Unheard of outside Colombia, Rincon started his streak May 21 by winning two ears at La Venta's Festival of San Isidro. Filling in for an injured matador, he astonished the bullfighting world by duplicating that achievement the next day.
The June 6 event was a matchup between Rincon and veteran Jose Ortega Cano, 37, Spain's top matador this season. Their mano a mano ended in a festive draw; each won two ears from his second bull, one from his third.
Rincon's triumphs, recorded on live TV and front pages at home, have given Colombians a respite from the curse of car bombings, assassinations and kidnapings that have killed thousands in the drug wars and guerrilla uprisings of recent years.
Some say his feats have eased a national stigma. "Colombian? Oh, yes, (they say,) a narcotics trafficker. Or, 'Oh yes, a motorcycle assassin,' " wrote Semana magazine columnist Antonio Caballero. "Cesar Rincon has worked a miracle. He is congratulated for being Colombian."
Other commentators have held up the matador's tenacity and finely honed technique as models for confronting Colombia's problems. "Rincon has shown that our youth can be brave and intelligent enough to use their brains to dominate the monster and check its killer instincts," Jorge Salgar wrote on the editorial page of El Espectador.

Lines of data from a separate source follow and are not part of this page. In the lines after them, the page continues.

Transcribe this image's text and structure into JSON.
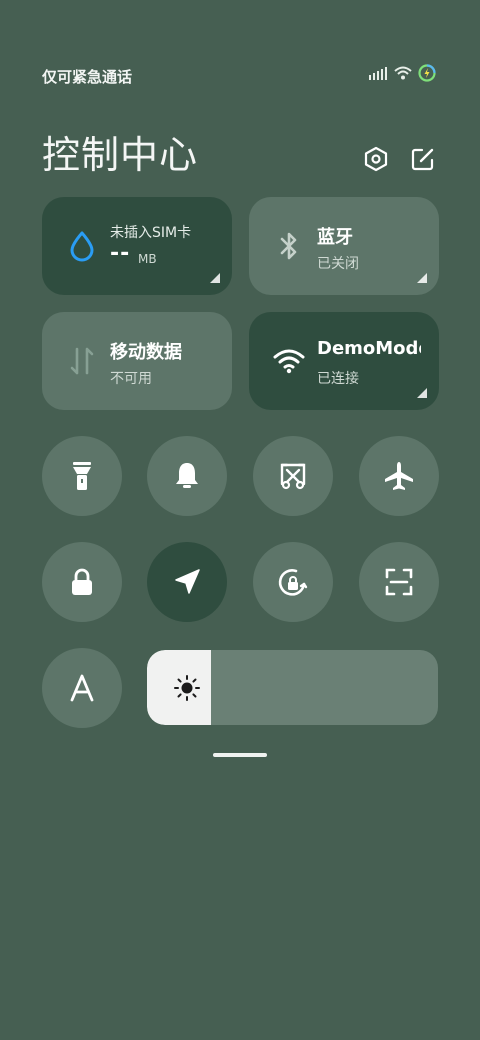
{
  "status_bar": {
    "carrier_text": "仅可紧急通话"
  },
  "header": {
    "title": "控制中心"
  },
  "tiles": {
    "data_usage": {
      "line1": "未插入SIM卡",
      "value": "--",
      "unit": "MB"
    },
    "bluetooth": {
      "label": "蓝牙",
      "status": "已关闭"
    },
    "mobile_data": {
      "label": "移动数据",
      "status": "不可用"
    },
    "wifi": {
      "label": "DemoMode",
      "status": "已连接"
    }
  },
  "brightness": {
    "level": 0.22
  },
  "colors": {
    "background": "#465f52",
    "tile_active": "#2f4d3f",
    "tile_inactive": "#5d7569",
    "accent_blue": "#2a9df4"
  }
}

The bullfighter's modesty, fragile physique and rags-to-riches life story add to his appeal. Julio Cesar Rincon grew up in Fatima, a barrio of Bogota, and sold souvenirs at bullrings on weekends. He bought his first bicycle with his savings. It was stolen eight days later.
His father, a photographer and amateur matador who dreamed of professional glory for his son, bought Cesar a cape at age 11, let him quit school at 14 and fed him hormones to make him taller.
The kid needed every advantage. He stopped growing at 5-feet-5 3/4, which means that even today, at the top of the sport, he must look up at most of his adversaries' horns.
Gored several times in his early career, he ignored doctors' advice to quit. His growing success earned the attention of some Colombian bull breeders, who paid for his first trip to Spain in 1982, when he was 16.
Tragedy stuck on the eve of his debut there. His mother and 20-year-old sister, devout Roman Catholics, lit a shrine in the family's Bogota home and went to sleep praying for his life. The candles tipped over, igniting chemicals in the father's photo lab. The wooden house was destroyed. Both women died.
The family tragedy only doubled the teen-ager's determination. The next year, he was named Colombia's most promising young matador. But that promise was undermined by a poor season in Spain in 1986. Like a major leaguer sent down to the minors, he spent the next three seasons fighting 120 bulls in every ring in Colombia--some as far as four hours by road from the nearest hospital.